The Tajik referendum—which passed on May 22—consisted of around forty amendments, but only two were significant. Both affected Article 65, which describes the protocol for national presidential elections. The first of the new amendments permits the leader to seek reelection an unlimited number of times, the other lowers the age of eligibility for candidates from thirty-five to thirty. This will give the president’s twenty-nine-year-old son, Rustam Emomali, an early opportunity to run for president in 2020 if his father decides to retire.
The Tajik Central Election Commission reported that almost 95 percent of the voting public backed the changes with a 92 percent turnout (3.8 million voters).
This would seem to make the security of the Rahmon clan watertight, but should Plan A fail, there is another safety net: at the beginning of 2016, Ozoda Rahmon, the president’s daughter, was made his chief of staff.
Rahmon—an ex-collective farm chairman who, before that, was a submariner in the Soviet Pacific Fleet—has run Tajikistan since 1992, when former president Rahmon Nabiev was ousted, and he was appointed in Nabiev’s place with the consent of Moscow and Tashkent. The person tasked to find the new Tajik leader was a trusted officer of the Main Intelligence Directorate of the Armed Forces of Russia, Colonel Vladimir Kvachkov, who has since served jail time for the attempted murder of Russian politician Anatoly Chubais. In an interview several years before the assassination attempt, the colonel gave a very detailed account of how a famous Tajik criminal introduced him to Rahmon, a clever field commander of the pro-communist Tajikistan National Front.
On the whole, the changes in the Tajik regime bring the nation even closer to the power structure with which the people of Central Asia are all too familiar—semi-feudalism.
In order to consolidate the nation, Rahmon has for many years been foisting off a creation myth about a national catastrophe, which the enemies of the Tajiks (the so-called Islamo-Democrats) apparently perpetrated against the Tajik people during the civil war of the mid-1990s, and which was only brought to an end when he brokered a peace treaty in Moscow in 1997.
The legend might be believed if it were not for a few inconvenient witnesses and survivors of those dramatic events. Among them are leaders of the Tajik opposition—some of them serving their second decade in jail—as well as close associates of the president. The people responsible for ending the Tajik Civil War, which took 100,000 lives, were Russian and Iranian diplomats and the president of Uzbekistan, Islam Karimov.
Rahmon has managed to get out of every guarantee he made to the opposition during the peace process.
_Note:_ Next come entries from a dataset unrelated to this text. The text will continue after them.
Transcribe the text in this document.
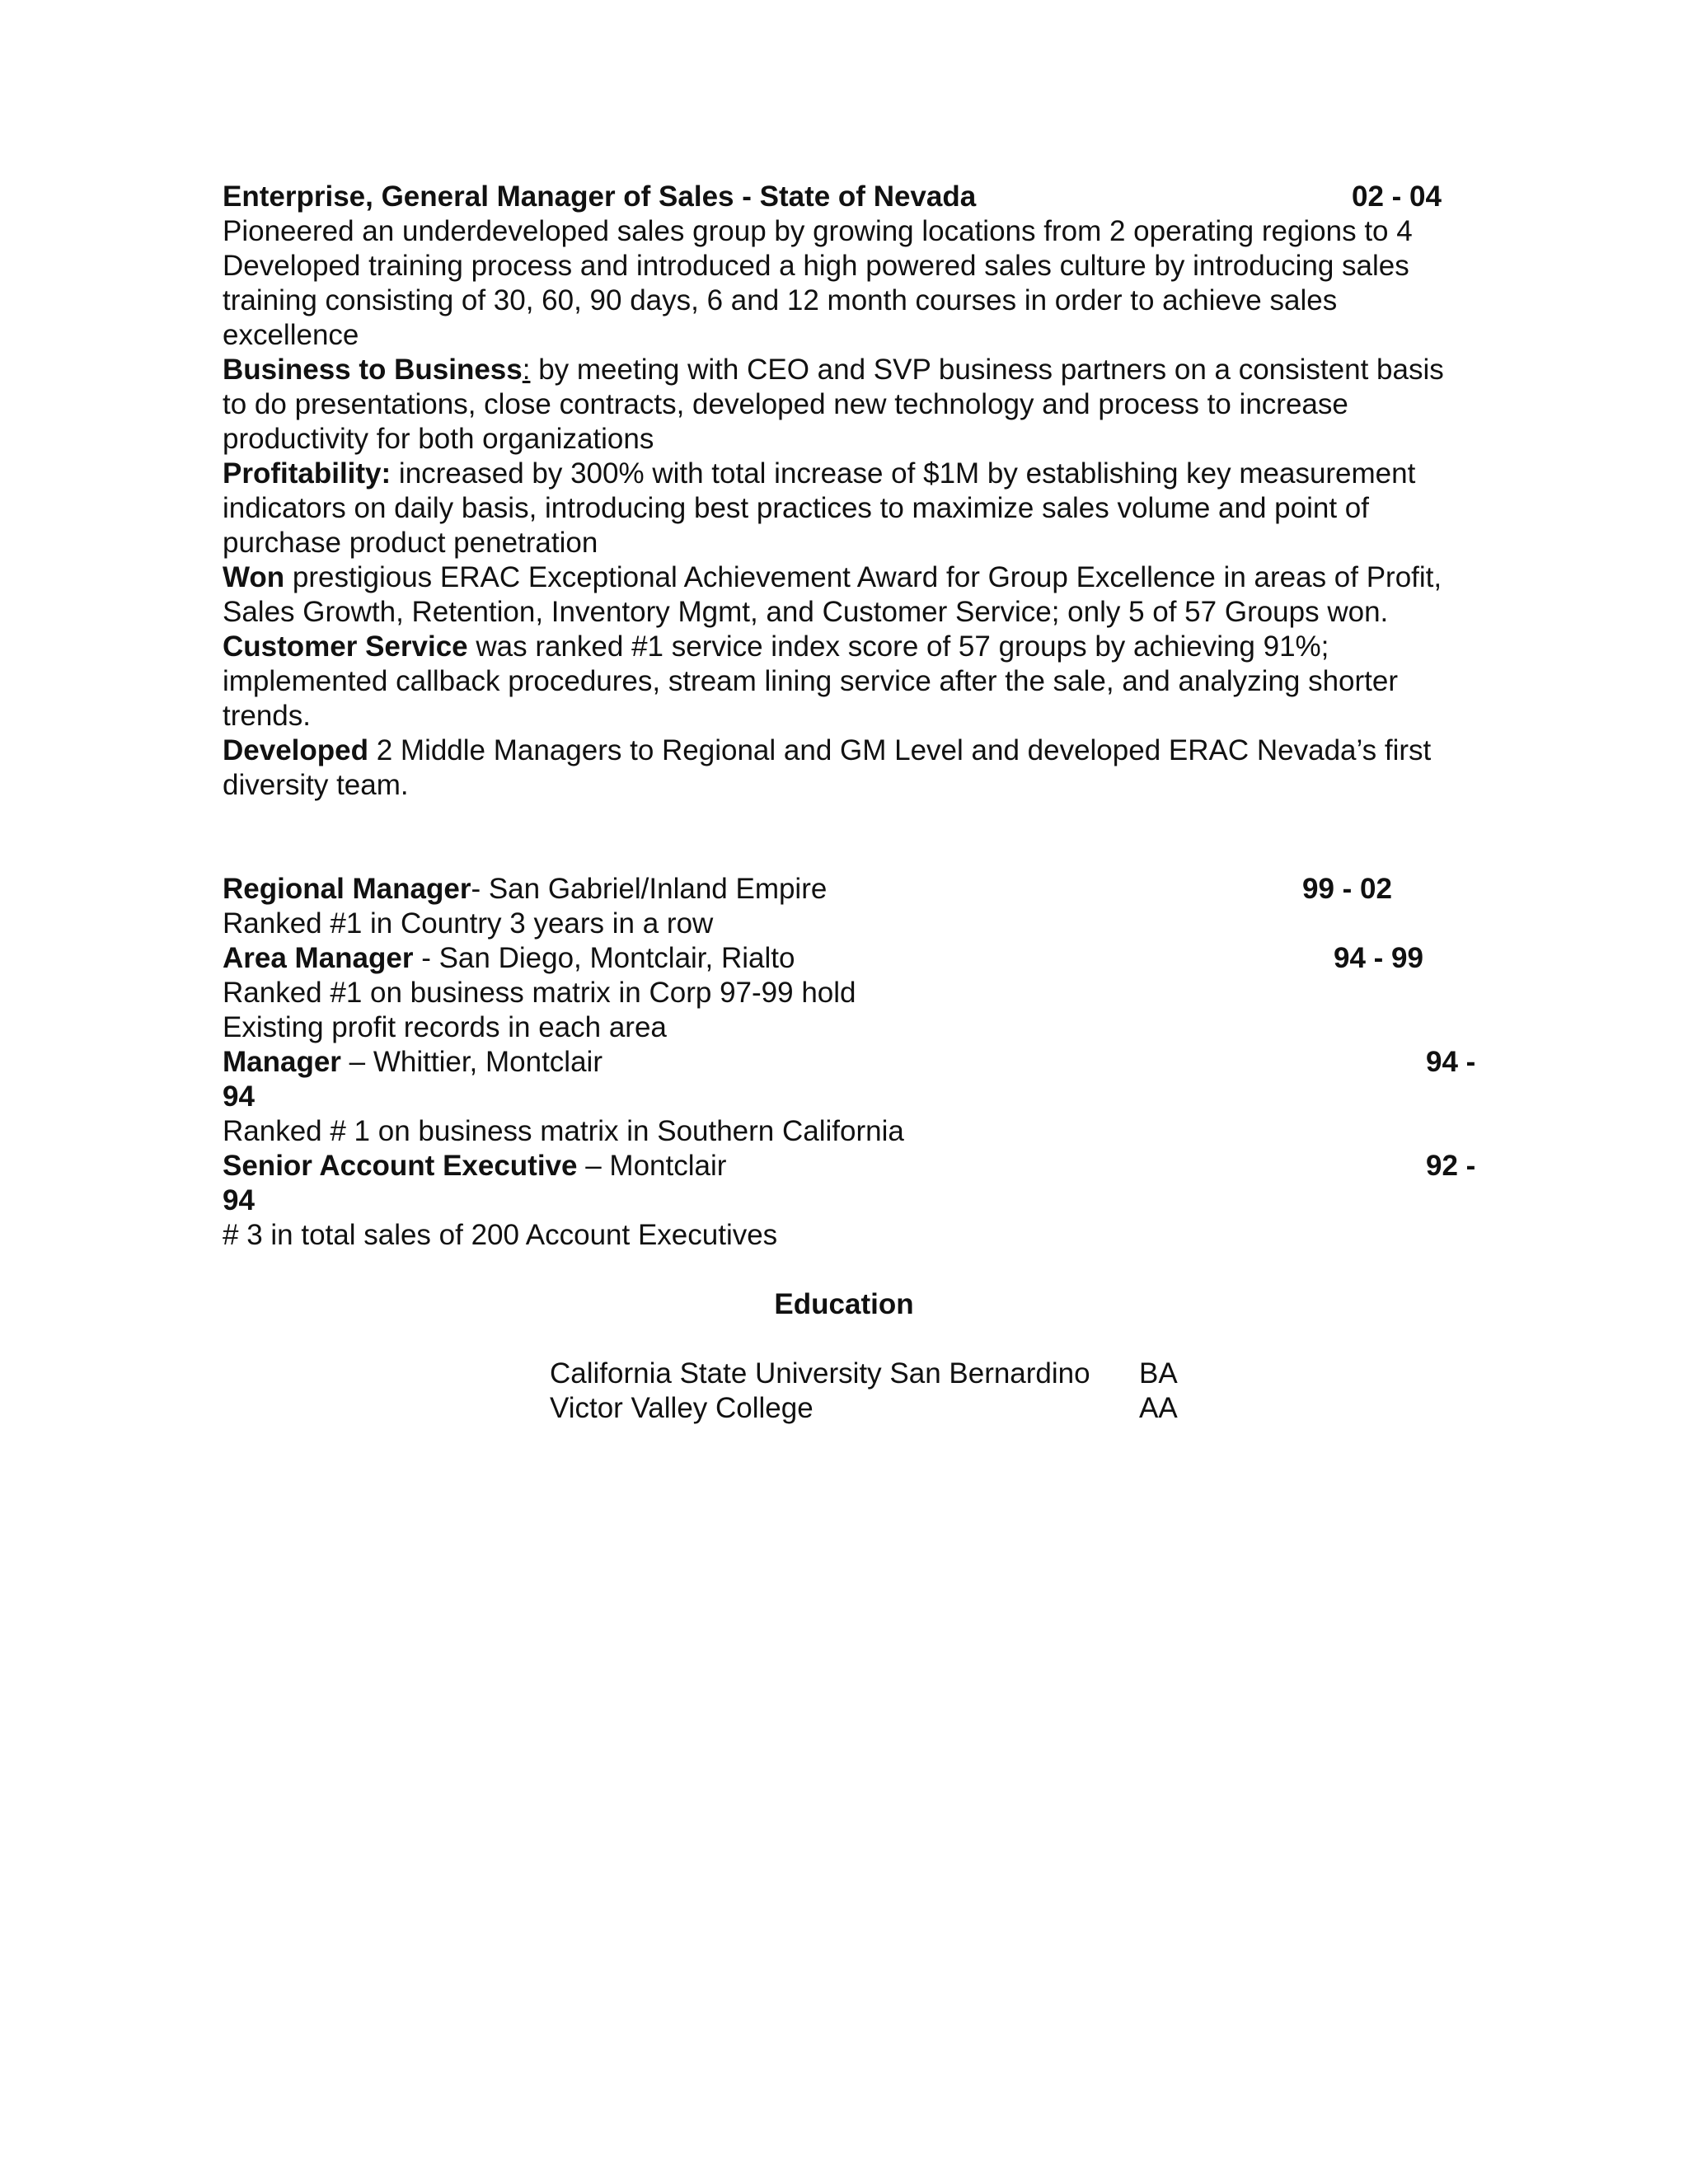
Enterprise, General Manager of Sales - State of Nevada	02 - 04
Pioneered an underdeveloped sales group by growing locations from 2 operating regions to 4
Developed training process and introduced a high powered sales culture by introducing sales
training consisting of 30, 60, 90 days, 6 and 12 month courses in order to achieve sales
excellence
Business to Business: by meeting with CEO and SVP business partners on a consistent basis
to do presentations, close contracts, developed new technology and process to increase
productivity for both organizations
Profitability: increased by 300% with total increase of $1M by establishing key measurement
indicators on daily basis, introducing best practices to maximize sales volume and point of
purchase product penetration
Won prestigious ERAC Exceptional Achievement Award for Group Excellence in areas of Profit,
Sales Growth, Retention, Inventory Mgmt, and Customer Service; only 5 of 57 Groups won.
Customer Service was ranked #1 service index score of 57 groups by achieving 91%;
implemented callback procedures, stream lining service after the sale, and analyzing shorter
trends.
Developed 2 Middle Managers to Regional and GM Level and developed ERAC Nevada’s first
diversity team.
Regional Manager- San Gabriel/Inland Empire	99 - 02
Ranked #1 in Country 3 years in a row
Area Manager - San Diego, Montclair, Rialto	94 - 99
Ranked #1 on business matrix in Corp 97-99 hold
Existing profit records in each area
Manager – Whittier, Montclair	94 -
94
Ranked # 1 on business matrix in Southern California
Senior Account Executive – Montclair	92 -
94
# 3 in total sales of 200 Account Executives
Education
California State University San Bernardino BA
Victor Valley College	AA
He has extinguished all dissent and foiled all the attempted coups contrived by his former associates. He has successfully avoided assassination, endured the enmity of powerful neighbors, and triumphed against his great rival, Afghani warlord Ahmad Shah Massoud. He has forced the Russians to abandon the Tajik-Afghan border and, since then, the cross-border drug trade has brought a sizable influx of cash into the republic’s shadow economy. Rahmon has been able to curb the Moscow-based efforts to get Tajikistan into the Eurasian Economic Union. Meanwhile, over 1 million Tajiks, almost one in every four, are forced to support their families by finding work in Russia or Kazakhstan.
Under Rahmon, Tajik has been classified as a member of the Indo-Aryan language family and the Tajik people as Aryans and, in another worrying turn, Rahmon has decreed that the only citizens allowed to hold audience with him are those who have sharply defined Aryan features.
Post-referendum, it would be natural to expect a growing national interest in his eldest son, Rustam. However, this curiosity will be difficult to satisfy since, despite his father appointing him head of the anti-corruption agency and the financial intelligence service, the former forward for the popular soccer club Istiklol has never given a public interview.
The referendum also changed Rahmon’s legal title to the simple “The Founder of Peace and National Unity—Leader of the Nation.” The president certainly knows how to protect his regime while securing aid from China, the West, and Russia. In this regard, he really has no equals. It is hard to refuse “His Excellency”—as Tajiks are required to address him—when he asks to serve the Tajik people for life, and even forces his whole family into the same business. So far, the Tajiks have let him.